The Senate Banking Committee did something procedural on June 11 that has more long-term consequence than Jensen Huang's empty chair. By holding a hearing titled "AI and the American Dream" and pairing it with a new disclosure bill, the committee began treating the AI buildout as a financial-stability question, the same category of risk that produced the post-2008 bank oversight regime, rather than a Commerce Department technology question.
That reclassification is the story. The committee is not adjudicating today's chip export rules or settling the safety fight over frontier models. It is laying the institutional groundwork for a future in which AI compute companies have to report their books to a federal financial regulator. Disclosure regimes of this kind tend to grow into substantive oversight, the way mandatory derivatives reporting after 2008 became the foundation for the 2010 Dodd-Frank rules.

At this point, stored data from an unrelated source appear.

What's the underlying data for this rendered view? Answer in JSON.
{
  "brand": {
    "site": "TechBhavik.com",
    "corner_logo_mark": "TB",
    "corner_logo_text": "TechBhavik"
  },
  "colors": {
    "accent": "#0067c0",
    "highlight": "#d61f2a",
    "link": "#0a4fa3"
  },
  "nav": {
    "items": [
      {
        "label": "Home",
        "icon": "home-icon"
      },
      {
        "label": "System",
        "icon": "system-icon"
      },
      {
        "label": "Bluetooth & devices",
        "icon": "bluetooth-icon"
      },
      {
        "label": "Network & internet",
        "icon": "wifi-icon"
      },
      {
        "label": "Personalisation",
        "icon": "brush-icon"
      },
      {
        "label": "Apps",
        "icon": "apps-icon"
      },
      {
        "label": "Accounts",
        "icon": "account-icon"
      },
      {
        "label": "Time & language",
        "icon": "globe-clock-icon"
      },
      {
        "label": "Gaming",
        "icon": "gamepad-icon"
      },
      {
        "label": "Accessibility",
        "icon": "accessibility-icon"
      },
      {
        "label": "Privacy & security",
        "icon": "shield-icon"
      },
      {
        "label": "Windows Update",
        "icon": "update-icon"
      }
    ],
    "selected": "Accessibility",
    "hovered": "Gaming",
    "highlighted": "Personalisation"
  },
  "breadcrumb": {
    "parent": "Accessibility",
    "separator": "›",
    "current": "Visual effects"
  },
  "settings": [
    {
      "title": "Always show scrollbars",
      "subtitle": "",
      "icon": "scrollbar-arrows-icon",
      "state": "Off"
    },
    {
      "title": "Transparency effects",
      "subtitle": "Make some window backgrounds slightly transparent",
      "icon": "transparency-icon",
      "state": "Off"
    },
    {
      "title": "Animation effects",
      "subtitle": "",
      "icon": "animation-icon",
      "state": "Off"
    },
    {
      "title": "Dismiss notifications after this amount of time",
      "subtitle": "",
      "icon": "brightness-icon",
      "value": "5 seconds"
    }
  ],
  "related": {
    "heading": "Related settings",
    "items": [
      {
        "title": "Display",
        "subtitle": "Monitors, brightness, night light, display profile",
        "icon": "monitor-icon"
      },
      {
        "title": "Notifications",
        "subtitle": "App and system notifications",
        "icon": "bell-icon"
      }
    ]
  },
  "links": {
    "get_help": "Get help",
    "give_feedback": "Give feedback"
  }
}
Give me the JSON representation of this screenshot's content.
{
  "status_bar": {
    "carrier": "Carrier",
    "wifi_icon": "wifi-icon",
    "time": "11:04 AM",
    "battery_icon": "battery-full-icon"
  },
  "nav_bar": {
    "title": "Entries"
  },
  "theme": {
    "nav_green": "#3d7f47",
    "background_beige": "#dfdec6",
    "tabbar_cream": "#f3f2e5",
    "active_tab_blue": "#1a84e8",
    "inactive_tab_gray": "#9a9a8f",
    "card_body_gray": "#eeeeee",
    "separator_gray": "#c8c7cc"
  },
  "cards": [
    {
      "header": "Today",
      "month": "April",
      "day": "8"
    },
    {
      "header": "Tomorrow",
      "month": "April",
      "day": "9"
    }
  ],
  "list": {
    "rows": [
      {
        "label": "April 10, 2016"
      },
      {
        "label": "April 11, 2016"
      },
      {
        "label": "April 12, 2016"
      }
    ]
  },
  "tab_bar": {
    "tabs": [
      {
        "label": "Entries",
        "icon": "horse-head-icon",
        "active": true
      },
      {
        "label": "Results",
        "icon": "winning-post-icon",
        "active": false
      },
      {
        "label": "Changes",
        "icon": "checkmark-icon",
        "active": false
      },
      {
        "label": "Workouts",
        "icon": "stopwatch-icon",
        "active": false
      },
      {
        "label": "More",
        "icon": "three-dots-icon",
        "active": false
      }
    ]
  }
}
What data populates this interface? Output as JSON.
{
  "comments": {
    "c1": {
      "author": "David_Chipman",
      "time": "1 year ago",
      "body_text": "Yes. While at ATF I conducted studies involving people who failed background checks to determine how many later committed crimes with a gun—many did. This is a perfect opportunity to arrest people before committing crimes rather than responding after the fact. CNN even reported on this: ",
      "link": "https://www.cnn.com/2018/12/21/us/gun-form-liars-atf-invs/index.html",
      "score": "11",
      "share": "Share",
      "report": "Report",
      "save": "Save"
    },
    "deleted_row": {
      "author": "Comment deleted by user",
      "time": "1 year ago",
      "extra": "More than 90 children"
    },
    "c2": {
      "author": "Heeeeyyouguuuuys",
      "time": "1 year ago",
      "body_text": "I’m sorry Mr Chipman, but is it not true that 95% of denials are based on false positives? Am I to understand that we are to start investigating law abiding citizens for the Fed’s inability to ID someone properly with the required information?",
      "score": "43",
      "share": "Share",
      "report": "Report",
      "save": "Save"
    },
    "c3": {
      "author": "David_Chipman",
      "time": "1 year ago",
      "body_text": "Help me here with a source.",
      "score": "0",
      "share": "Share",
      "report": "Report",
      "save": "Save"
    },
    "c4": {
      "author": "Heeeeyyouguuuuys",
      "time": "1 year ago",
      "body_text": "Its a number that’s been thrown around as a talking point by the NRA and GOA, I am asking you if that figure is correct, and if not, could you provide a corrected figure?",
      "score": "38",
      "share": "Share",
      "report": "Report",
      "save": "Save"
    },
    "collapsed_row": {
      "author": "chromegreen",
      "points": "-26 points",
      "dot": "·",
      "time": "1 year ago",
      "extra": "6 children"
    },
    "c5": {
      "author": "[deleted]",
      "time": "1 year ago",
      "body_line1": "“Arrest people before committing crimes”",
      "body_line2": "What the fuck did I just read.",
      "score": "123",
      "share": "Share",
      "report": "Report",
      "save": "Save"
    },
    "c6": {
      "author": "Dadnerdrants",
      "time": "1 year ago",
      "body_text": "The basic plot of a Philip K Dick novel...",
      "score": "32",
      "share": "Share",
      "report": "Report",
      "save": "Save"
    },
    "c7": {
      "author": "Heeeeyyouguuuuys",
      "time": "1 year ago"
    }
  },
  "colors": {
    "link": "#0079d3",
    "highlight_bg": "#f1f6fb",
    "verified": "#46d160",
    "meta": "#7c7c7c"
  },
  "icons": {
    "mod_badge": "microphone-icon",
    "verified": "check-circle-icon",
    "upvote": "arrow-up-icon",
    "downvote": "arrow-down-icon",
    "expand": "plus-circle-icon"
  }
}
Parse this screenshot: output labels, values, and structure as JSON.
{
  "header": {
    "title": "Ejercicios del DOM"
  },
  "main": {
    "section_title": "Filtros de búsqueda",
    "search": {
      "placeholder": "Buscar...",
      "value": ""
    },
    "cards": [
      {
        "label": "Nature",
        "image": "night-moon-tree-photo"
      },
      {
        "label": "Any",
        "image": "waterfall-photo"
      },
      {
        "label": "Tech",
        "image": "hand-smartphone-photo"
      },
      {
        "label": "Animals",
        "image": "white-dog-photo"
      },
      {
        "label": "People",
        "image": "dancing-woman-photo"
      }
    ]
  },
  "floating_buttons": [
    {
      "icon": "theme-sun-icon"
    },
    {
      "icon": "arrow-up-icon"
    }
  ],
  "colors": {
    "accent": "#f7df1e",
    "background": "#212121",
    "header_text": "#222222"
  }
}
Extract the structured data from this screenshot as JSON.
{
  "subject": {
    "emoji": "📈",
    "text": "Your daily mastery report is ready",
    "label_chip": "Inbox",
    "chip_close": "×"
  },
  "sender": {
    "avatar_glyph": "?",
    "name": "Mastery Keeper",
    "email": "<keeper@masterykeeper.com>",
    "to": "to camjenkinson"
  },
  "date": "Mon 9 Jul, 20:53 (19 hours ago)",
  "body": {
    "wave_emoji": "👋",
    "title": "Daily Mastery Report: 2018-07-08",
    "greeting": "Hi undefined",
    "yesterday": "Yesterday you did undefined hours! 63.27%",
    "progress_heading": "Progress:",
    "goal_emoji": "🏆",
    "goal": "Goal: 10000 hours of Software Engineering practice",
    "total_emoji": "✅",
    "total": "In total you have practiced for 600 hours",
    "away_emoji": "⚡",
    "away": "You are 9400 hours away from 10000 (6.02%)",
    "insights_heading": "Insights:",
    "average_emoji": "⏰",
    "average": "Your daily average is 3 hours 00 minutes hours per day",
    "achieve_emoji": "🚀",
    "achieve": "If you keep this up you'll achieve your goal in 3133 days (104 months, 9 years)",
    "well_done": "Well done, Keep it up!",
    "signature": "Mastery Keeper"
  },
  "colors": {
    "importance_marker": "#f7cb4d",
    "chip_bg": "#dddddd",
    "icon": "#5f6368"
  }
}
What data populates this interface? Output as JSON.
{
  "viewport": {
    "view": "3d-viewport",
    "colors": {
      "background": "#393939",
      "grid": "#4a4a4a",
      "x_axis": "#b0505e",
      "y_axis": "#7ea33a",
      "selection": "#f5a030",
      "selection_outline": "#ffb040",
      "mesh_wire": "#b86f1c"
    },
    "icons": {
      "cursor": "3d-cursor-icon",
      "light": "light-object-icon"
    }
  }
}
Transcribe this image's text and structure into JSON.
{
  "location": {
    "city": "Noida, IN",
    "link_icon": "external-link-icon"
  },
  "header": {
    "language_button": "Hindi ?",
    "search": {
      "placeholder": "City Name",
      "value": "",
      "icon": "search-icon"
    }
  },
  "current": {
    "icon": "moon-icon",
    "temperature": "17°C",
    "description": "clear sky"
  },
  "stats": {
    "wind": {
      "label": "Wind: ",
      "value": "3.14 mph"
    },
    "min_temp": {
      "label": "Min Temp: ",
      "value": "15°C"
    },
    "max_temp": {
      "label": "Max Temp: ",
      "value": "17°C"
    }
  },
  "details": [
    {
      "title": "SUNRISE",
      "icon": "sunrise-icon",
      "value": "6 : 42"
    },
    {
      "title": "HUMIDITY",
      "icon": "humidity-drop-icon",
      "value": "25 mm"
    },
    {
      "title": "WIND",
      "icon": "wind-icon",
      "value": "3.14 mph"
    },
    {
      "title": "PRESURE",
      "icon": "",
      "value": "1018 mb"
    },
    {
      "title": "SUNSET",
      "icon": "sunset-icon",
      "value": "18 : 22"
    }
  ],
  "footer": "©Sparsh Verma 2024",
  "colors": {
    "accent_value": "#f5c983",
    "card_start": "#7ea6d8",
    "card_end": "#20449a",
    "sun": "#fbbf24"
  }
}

Ranking Democrat Elizabeth Warren invited Huang, the chief executive of chipmaker NVIDIA, to testify about the financial exposure tied to AI. He declined. Warren's office framed the absence as a choice not to answer for a company worth roughly $5 trillion whose processors sit at the center of a projected $7 trillion AI infrastructure buildout by 2030.
The same day, Warren and Senator Richard Blumenthal introduced the AI Bubble Transparency Act, a bill that would direct the Treasury's Office of Financial Research, the federal government's in-house financial-stability research arm, to collect data on AI-related exposures across the system. It also requires public companies to disclose AI-related asset values and capital-market activity. Its premise is the one Warren laid out in her opening statement at the hearing: that the AI boom is being financed through opaque data-center lending, record AI corporate debt, and a chip supply chain that is itself a national-security question.
The financial-stability framing did not arrive in a vacuum. Warren cited what she described as the Trump administration's May 2026 reversal of Biden-era export controls, clearing the way for NVIDIA to sell advanced chips into China. She also pointed to the Commerce Department's early June 2026 admission, as Warren characterized it, that it had failed to enforce the export rules it had on the books. Those two characterizations — the policy reversal and the enforcement admission — gave the Banking Committee its jurisdictional hook. The chip pipeline is not being governed by Commerce, so the committee is asking whether the financial system is the right backstop.
Witness testimony reinforced the dual track. Sarah Myers West, co-executive director of the AI Now Institute, a research group focused on AI accountability, testified on concentration risk in compute and on the lack of transparency around how AI firms are financed. A Forbes summary of the hearing details witness accounts of chip smuggling through shell entities, remote-access loopholes in export rules, a Blackwell-architecture enforcement gap (Blackwell is NVIDIA's current generation of AI processors), and distillation attacks, a technique in which a smaller model is trained to imitate a more capable one without the underlying hardware. The Foundation for Defense of Democracies, cited in Warren's statement, has reported that the Chinese military sought NVIDIA chips before and after sanctions, a fact that ties the financial-stability framing to the national-security framing rather than separating them.
The wire frame on this story is "Huang snubs the Senate," or, more politely, "Huang declines to testify." The substance is the choice of venue. Banking Committees oversee deposit insurance, systemic risk, and consumer finance. Holding an "AI" hearing there, and pairing it with a Treasury-data-collection bill, is a jurisdictional claim. It says: the AI buildout is large enough, leveraged enough, and interconnected enough with the rest of the financial system that the Senate's bank watchdog, not its tech or trade committees, is the right place to watch it.
The disclosure-first approach is also the politically durable one. The 2008 playbook was: get mandatory reporting on the books first, then let the regulatory perimeter expand. A transparency bill is easier to pass than a product ban or a nationalization debate, and the same is true here. The AI Bubble Transparency Act is a reporting mandate, not a control regime. That is the point.
What to watch next is whether the bill advances, whether the Treasury's Office of Financial Research actually begins collecting AI exposure data, and whether other Senate committees defer to the Banking Committee's framing. The June 11 hearing did not settle the chip export fight. It built a parallel track: a financial-stability track running through Treasury that can act whether or not the Commerce track does.